Calvin Watkins of ESPNDallas.com joins Galloway & Company to discuss Jerry Jones hinting that Jason Garrett will not be calling offensive plays for the Dallas Cowboys next season.

Listen Listen
Funny how that stuff works, isn't it? Remember when Garrett said the team would look at other kick returners early in the season only to be followed the next day by Jones saying Felix Jones would remain the kick returner? Well, what do you know, Felix Jones remained the kick returner. It's the same sort of deal here, and it's a reminder that this is and will always be the Jerry Jones Show, especially if coaches don't win.

He was happy to stand to the side for a few years when Bill Parcells came on board but then got itchy. And when the team didn't win a playoff game in Parcells' four seasons, Jones did not try to talk Parcells out of retirement. It gave Jones the chance to say, "Hey, I tried it your way and it didn't work, so we're going back to my way."

Garrett had two full seasons to do it his way, so to speak, and produced a 16-16 record. Now Jones is showing he's in charge.

Which is why Bill Callahan looks to be the next play-caller if you want to read between the lines on Jones' comments from the Senior Bowl in Mobile, Ala.

Yes, the move would neuter Garrett, to a degree, but it'd actually be the best of a worst-case scenario for Garrett.

Should the Cowboys go outside the Valley Ranch surroundings for a new play-caller -- someone like Norv Turner, Pete Carmichael or Hue Jackson -- Garrett would be further muted as head coach.

Garrett would have had no say over the offense if an outsider had come on board.

Turner would've run the same offense, but he would've been all-powerful when it came to the game-day specifics. With Carmichael or Jackson -- or any other coach outside the building -- Garrett would not have had the background in the new offense.

And if the Cowboys want to go that route, then Jones just needs to put an end to the Garrett Era.

If Callahan is the choice, Garrett will be able to keep his thumbprint on the offense. The plays will largely be the same the Cowboys have run since Garrett joined the team in 2007. Callahan was not in the passing game meetings last year; Garrett ran those. Callahan does not have the depth of knowledge in Garrett's passing game as he does in a West Coast scheme. And they will not be making a seismic shift to the West Coast offense with Tony Romo as the quarterback.

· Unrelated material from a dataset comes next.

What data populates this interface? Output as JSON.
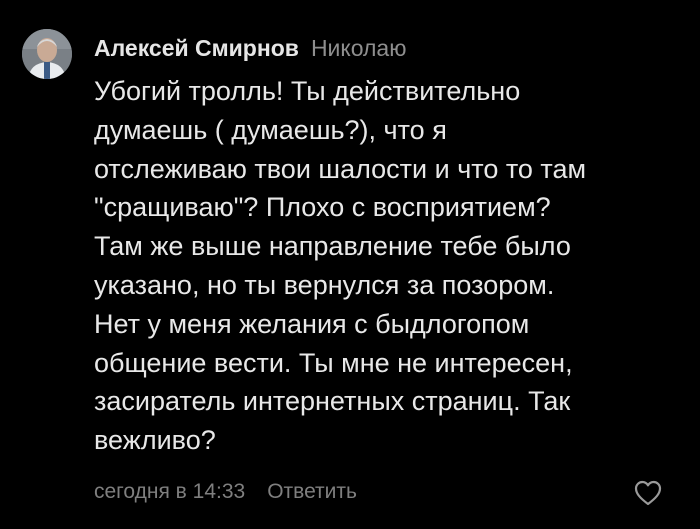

If they do that and make a seismic shift on defense from a 3-4 scheme to a 4-3 scheme, then this team will not compete in 2013. It might not be able to compete anyway, but two gigantic changes would make Garrett's job even more impossible.

With Callahan calling plays, Garrett could be in Callahan's ear and offer suggestions that can be viewed as commands.

When Sean Payton and Tony Sparano called plays for the Cowboys, they ran Parcells' offense. Parcells did not let either coach go off on their own when it came to calling the plays. He kept a strong hand on top of them -- which some of you might remember more as a bad thing than a good thing -- and would intervene at times.

Jones will attempt to spin the move as a positive for Garrett, but it's not. Would Jones the general manager be happy if somebody came in to make the draft decisions? Of course not. And that will never happen, as we all know.

But, for Garrett, the move to Callahan would give him some chance to maintain a sliver of offensive control.

It would be up to him to use it as he sees fits, but I can't imagine he would just goes quietly into that good night during the week and during the games.